Psychiatrists and social workers have proved to be unsuccessful. At one time he was seeing a doctor who prescribed a variety of psychoactive drugs. Turns out there aren’t a lot of these – something on the order of ten – which are prescribed willy-nilly regardless of the diagnosis. None of them did any good, in his estimation (and mine).
Should he be locked up? It would have to be against his will. As it is, he can’t be locked up unless he breaks the law (he’s been briefly in jail several times and now knows how to avoid that), or is an immediate danger to himself or others, which he isn’t.
Should we blame “society” for all this? That would be pretty pointless. He could use more money (disability payments only go so far, and not far enough for rent in the SF Bay Area) but I’m not sure how he’d use it. In my dreams he’d find housing that didn’t drive him crazy, but I have seen zero evidence of that, nor can I imagine such a place. Should we blame him or me (Moms usually get blamed when something goes wrong) or both of us, his parents? Equally pointless.

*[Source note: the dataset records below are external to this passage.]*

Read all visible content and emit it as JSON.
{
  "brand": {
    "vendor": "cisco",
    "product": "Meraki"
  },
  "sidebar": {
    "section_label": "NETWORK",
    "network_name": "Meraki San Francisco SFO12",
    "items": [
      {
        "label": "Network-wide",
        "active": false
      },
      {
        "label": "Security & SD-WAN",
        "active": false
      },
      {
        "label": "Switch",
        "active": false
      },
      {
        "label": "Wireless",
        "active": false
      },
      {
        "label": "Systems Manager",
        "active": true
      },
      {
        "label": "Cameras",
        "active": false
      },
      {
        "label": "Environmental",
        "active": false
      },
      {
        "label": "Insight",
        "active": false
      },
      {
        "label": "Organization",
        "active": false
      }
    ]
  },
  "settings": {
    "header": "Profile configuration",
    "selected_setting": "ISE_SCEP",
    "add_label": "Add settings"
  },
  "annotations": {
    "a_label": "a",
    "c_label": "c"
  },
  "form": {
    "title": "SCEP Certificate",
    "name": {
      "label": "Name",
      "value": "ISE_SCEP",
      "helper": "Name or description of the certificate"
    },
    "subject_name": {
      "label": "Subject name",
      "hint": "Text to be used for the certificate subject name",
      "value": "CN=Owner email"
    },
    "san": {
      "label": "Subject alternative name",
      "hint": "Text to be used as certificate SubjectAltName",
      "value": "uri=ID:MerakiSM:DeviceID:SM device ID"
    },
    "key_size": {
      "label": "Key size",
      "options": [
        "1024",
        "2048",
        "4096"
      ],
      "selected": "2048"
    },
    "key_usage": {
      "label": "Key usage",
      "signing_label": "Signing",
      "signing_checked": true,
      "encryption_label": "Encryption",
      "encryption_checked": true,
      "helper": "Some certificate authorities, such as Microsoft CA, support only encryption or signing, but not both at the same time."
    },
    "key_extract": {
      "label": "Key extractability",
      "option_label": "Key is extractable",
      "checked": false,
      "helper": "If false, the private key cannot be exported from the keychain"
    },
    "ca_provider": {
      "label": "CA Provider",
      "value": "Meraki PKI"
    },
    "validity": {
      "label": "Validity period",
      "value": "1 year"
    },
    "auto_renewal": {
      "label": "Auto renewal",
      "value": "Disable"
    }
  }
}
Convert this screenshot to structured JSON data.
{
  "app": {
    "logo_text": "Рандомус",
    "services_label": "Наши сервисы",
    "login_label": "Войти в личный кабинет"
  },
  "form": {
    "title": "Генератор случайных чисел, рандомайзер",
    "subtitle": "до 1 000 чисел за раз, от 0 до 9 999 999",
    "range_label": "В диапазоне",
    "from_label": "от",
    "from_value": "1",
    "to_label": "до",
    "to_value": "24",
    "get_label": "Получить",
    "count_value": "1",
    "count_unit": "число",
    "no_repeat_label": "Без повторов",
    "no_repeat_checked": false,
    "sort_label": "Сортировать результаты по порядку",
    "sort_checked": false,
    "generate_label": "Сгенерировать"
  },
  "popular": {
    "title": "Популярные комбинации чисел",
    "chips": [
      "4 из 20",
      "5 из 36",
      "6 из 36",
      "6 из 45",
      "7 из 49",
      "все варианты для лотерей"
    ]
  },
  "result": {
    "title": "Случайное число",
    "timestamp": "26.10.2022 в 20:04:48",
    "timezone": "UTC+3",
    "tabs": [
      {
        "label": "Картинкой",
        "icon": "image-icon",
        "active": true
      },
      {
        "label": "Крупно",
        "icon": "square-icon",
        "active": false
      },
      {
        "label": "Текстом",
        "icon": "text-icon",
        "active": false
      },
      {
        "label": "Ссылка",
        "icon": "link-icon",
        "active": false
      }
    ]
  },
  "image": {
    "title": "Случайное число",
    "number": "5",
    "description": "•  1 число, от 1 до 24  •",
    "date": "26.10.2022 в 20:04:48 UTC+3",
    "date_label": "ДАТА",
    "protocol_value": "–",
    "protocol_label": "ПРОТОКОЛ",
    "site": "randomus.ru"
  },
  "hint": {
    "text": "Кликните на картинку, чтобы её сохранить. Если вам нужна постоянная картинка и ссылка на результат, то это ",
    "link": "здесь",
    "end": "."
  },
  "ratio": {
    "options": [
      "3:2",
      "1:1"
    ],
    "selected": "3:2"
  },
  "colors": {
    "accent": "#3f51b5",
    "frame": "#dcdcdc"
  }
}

I’m convinced that everyone concerned, including my son, is doing the best they can with a difficult situation.
All societies struggle with this, so far as I can tell. Folks like my son fall victim to predators or other hazards in very primitive circumstances. (I don’t expect my son to live to old age.) Some societies make shamans out of them, which works – sometimes. Some societies lock them up in asylums, which certainly gets them off the streets but may do no more good, and probably do some harm. I’ve met some insane people in monasteries, which works for the well-behaved, though they do put the community under some stress. There’s only so much a religious community can take without compromising their primary mission. Anyway, not everyone is willing to join a monastery, and monasteries are not forced to take people they can’t handle. Victorian insane asylums (and some modern ones) turn into houses of horrors for the inmates, which works out to punishment for something that is not their fault.
Because there is a problem in life it does not follow automatically that there is a solution. At least not a solution available to human beings.
That my son and his very numerous cohort are making some cities (especially but not exclusively the ones with good weather) unlivable is a different but urgent problem. To which no one as yet has found a solution.